Emekçilerin genel çıkarlarını temsil eden, sağlıktan eğitime, temel ihtiyaçlardan teknolojik gelişime kadar tüm ekonomik ve sosyal yaşamı kamucu bir anlayışla planlamak mı, yoksa tekellerin, yandaşların ve patronların çıkarlarını esas alan piyasa ekonomisi mi?

Bir NATO ülkesi olan Türkiye’nin emperyalist saldırganlığın parçası olması mı, yoksa bağımsızlıkçı ve tüm emekçi insanların haklı saygısını kazanan bir dış politika mı?[1]

Parti başkanlarından, üç-beş patronun sesinden ibaret bir siyaset mi, yoksa emekçilerin örgütlü ve devlet yönetimine katıldığı bir siyaset mi?

Medya balonlarından, propaganda tekniklerinden, “büyük insan” yanılmasasından ibaret bir ülke mi, yoksa tüm emekçilerin yeteneklerine, gelişimine açık bir ülke mi?

Türkiye’de laiklikten, bağımsızlığa, özgürlükten eşitliğe kadar her türlü tıkanmanın önündeki engeli, bu düzenin ufkunu aşacak bir yaklaşımla, başka bir programla aşmak gerekmektedir. Bu programın, adlı adınca “sosyalizm programı” olduğu, emekçilerin mücadelesi olmaksızın bugünkü baskı ve eşitsizliğin giderilemeyeceği açıktır. O nedenle verilmesi gereken yanıt, siyasette emekçilerin örgütlü gücüne yerin olup olmadığıdır.

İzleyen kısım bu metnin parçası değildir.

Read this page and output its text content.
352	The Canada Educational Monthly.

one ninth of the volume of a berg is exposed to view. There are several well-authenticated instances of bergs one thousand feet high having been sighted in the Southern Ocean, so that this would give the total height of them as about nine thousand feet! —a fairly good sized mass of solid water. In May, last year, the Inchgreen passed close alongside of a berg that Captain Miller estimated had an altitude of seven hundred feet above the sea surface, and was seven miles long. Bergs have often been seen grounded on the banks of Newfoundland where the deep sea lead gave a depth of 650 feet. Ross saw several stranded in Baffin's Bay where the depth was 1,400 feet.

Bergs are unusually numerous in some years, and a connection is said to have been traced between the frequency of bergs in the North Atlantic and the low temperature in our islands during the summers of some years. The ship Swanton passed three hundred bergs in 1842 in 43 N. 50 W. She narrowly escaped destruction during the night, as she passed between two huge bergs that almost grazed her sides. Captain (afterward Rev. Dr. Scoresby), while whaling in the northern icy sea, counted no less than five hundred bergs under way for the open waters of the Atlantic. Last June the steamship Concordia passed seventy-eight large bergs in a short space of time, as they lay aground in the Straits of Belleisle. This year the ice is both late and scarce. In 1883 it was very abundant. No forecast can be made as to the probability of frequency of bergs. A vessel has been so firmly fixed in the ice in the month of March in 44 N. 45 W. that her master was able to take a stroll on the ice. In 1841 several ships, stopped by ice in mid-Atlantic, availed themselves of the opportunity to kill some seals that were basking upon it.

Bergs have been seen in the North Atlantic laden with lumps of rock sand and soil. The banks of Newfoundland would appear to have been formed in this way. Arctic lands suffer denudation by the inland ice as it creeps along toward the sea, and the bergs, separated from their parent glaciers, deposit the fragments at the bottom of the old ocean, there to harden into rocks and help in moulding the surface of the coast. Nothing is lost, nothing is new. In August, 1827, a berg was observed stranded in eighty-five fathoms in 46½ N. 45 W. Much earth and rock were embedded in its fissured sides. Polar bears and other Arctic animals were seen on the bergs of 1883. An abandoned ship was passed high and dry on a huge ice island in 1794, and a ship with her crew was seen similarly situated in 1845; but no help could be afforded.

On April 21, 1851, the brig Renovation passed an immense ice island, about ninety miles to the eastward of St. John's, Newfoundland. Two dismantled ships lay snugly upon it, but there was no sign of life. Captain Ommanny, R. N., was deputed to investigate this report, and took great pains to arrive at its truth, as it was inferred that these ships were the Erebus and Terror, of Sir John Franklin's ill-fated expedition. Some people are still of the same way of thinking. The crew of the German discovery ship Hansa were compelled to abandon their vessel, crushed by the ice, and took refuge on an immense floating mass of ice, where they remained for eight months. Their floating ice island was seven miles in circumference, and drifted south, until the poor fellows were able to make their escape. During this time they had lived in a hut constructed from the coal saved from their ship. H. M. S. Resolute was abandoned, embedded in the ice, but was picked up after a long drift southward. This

Bizce buna ihtiyaç vardır ve emek, laiklik, bağımsızlık ve sosyalizm diyenleri tarihi görevler beklemektedir. Biz bu tarihi görevlere hazırız!

[1] Bu konuyu daha sonraki yazılarda daha geniş ve hakkını vererek alacağız. Türkiye’de ve Dünya’da kendinden menkul bir “emperyalizm” tartışması sürüp gidiyor ve bu tartışmada solun aklı bir hayli karışık. Ancak yazının temelleri geniş olacağı için, şimdilik bu konuyu önümüzdeki haftalara erteleyelim.